The Panigale goes just as fast as it sounds, too, pulling incredibly hard after 8,000rpm, all the way to the redline. It’s a struggle just to hold onto the bike under full acceleration and the bike was accelerating strongly even at 285kph, which was the fastest I dared before hauling on the anchors for turn 1. Power delivery is quite linear and predictable and the throttle response is smooth, as well, allowing the rider to comfortably roll on the gas when leaned over in a corner. All this power arrives cleanly from the V4, which is devoid of any irritating buzz or vibrations. That said, it has a likeable feel and texture and certainly isn’t as turbine-smooth as a Japanese inline-four.
The handling is the most natural I’ve experienced on a Ducati sports bike, till date. Turn-in is quick and the front-end conveys more agility and rider feedback than even the smaller 959 Panigale. That counter-rotating crank is almost certainly helping with the agile corner entry. In the middle of the corner, the bike feels supremely planted and the new Pirelli Supercorsas, with a taller 60 profile at the rear, provide immense grip. The Ohlins semi-active, electronically-controlled suspension is surprisingly organic and also offers a deep level of tuning ability for the rider. At this point, I’m not sure if the Panigale is among the easiest of the current-litre bike crop but it certainly feels like one of the fastest and most advanced.
Then there are the brakes, which are simply the finest I’ve ever used. The V4 is the first road bike to use Brembo’s new Stylema front callipers, which are a more compact and lighter evolution of the previous range-topping M50s. Braking performance is immensely powerful, with good feel and progression at the lever and the brakes showed no sign of fade, throughout a day of very hard riding.
And finally, that brings us to the segment leading electronics. There’s simply far too much to write about, here – not just in terms of electronic assists but also the engine and chassis. So you should check out the separate technology piece on our website. But to sum up, the Panigale V4 features an evolved electronics package from the 1299 Panigale which offers even smoother and more intuitive intervention. There are quite a few additions as well, and the highlights include the new Slide-by-Brake feature that allows the rider to use the rear brake to put the bike into a controlled drift while entering a corner. Slide Control, meanwhile, allows carefully-managed slides when the bike is leaned over and the rider gets on the throttle during corner exit. Anti-Wheelie also does a good job of restraining the front wheel – which is eager to come up under hard acceleration all the way upto 4th gear, and well over 220kph. All the assists offer high levels of adjustability and can be easily controlled via switches on the left bar and through the crisp new 5.0-inch, full colour display.
The Panigale V4 is a true exotic, in every sense of the word.
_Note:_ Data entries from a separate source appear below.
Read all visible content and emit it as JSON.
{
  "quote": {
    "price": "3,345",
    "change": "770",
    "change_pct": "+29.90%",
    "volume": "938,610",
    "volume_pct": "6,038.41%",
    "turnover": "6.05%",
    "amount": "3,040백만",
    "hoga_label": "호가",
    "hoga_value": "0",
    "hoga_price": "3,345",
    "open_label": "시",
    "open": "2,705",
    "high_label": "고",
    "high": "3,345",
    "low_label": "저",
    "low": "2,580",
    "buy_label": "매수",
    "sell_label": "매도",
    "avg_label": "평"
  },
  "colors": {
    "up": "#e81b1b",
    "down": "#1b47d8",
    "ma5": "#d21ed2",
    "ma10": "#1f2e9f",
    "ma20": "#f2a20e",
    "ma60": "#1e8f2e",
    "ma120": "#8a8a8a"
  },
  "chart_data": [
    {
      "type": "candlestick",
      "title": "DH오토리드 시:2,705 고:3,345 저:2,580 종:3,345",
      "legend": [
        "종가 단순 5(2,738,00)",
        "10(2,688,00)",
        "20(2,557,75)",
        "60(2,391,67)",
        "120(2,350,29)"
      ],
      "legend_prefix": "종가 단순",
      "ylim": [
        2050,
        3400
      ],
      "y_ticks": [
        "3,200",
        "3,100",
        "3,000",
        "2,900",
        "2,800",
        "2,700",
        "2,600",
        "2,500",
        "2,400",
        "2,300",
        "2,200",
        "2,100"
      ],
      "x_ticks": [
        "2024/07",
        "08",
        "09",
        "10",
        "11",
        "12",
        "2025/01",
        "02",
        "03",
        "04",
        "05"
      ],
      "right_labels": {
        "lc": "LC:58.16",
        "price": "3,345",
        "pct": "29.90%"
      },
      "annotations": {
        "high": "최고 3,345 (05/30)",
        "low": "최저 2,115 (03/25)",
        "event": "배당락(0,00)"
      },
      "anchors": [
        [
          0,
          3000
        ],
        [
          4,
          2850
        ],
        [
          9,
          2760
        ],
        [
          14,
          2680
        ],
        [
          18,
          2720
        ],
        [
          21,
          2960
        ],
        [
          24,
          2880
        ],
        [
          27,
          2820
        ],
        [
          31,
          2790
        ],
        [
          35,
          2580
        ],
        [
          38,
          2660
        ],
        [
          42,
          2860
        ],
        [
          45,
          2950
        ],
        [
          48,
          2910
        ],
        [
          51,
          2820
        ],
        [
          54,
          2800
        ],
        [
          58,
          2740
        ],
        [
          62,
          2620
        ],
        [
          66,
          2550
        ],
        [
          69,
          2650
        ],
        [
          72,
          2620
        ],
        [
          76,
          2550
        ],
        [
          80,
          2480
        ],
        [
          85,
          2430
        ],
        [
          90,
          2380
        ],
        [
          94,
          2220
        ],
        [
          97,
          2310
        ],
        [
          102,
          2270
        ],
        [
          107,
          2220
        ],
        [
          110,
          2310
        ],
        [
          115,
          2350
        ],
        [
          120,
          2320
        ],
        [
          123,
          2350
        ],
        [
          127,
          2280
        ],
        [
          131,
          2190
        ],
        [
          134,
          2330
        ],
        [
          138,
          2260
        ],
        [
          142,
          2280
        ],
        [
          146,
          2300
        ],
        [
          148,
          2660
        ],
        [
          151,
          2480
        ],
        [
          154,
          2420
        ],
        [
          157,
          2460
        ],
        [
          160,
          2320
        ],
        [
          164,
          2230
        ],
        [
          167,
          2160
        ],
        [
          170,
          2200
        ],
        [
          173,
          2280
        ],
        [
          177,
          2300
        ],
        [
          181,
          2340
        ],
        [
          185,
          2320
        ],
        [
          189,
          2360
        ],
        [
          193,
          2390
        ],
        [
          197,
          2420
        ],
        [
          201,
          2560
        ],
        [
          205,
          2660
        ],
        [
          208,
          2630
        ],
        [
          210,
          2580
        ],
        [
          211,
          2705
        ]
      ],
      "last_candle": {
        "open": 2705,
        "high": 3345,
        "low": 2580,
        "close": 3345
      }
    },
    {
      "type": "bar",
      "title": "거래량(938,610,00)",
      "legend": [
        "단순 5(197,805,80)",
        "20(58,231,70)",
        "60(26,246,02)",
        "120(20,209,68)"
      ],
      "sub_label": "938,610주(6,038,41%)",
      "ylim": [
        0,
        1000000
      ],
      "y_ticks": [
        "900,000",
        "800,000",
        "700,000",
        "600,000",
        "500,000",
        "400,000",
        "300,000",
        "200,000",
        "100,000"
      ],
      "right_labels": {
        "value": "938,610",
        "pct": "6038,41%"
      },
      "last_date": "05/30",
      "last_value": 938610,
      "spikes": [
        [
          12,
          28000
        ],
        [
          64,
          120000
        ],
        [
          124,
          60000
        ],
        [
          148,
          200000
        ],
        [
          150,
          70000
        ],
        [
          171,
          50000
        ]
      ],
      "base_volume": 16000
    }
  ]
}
It’s achingly gorgeous and mentally fast, but it does so with an ease and sophistication that very few exotics possess. But the really good news comes in the form of the price. Since the new V4 is now assembled in Thailand, Ducati has been able to price the bike far more competitively than the previous 1299 Panigale. Both the V4 and the V4 S have been launched in India at a competitive Rs 20.53 lakh and Rs 25.29 lakh, respectively, although our market will only get 20 bikes in 2018. The base V4 seems like a particularly good deal, considering that it gets all the power and technology from the S apart from the electric Ohlins suspension, forged aluminium wheels and a lithium ion battery. Deliveries start in July and we can’t wait to ride these bikes in more familiar territory!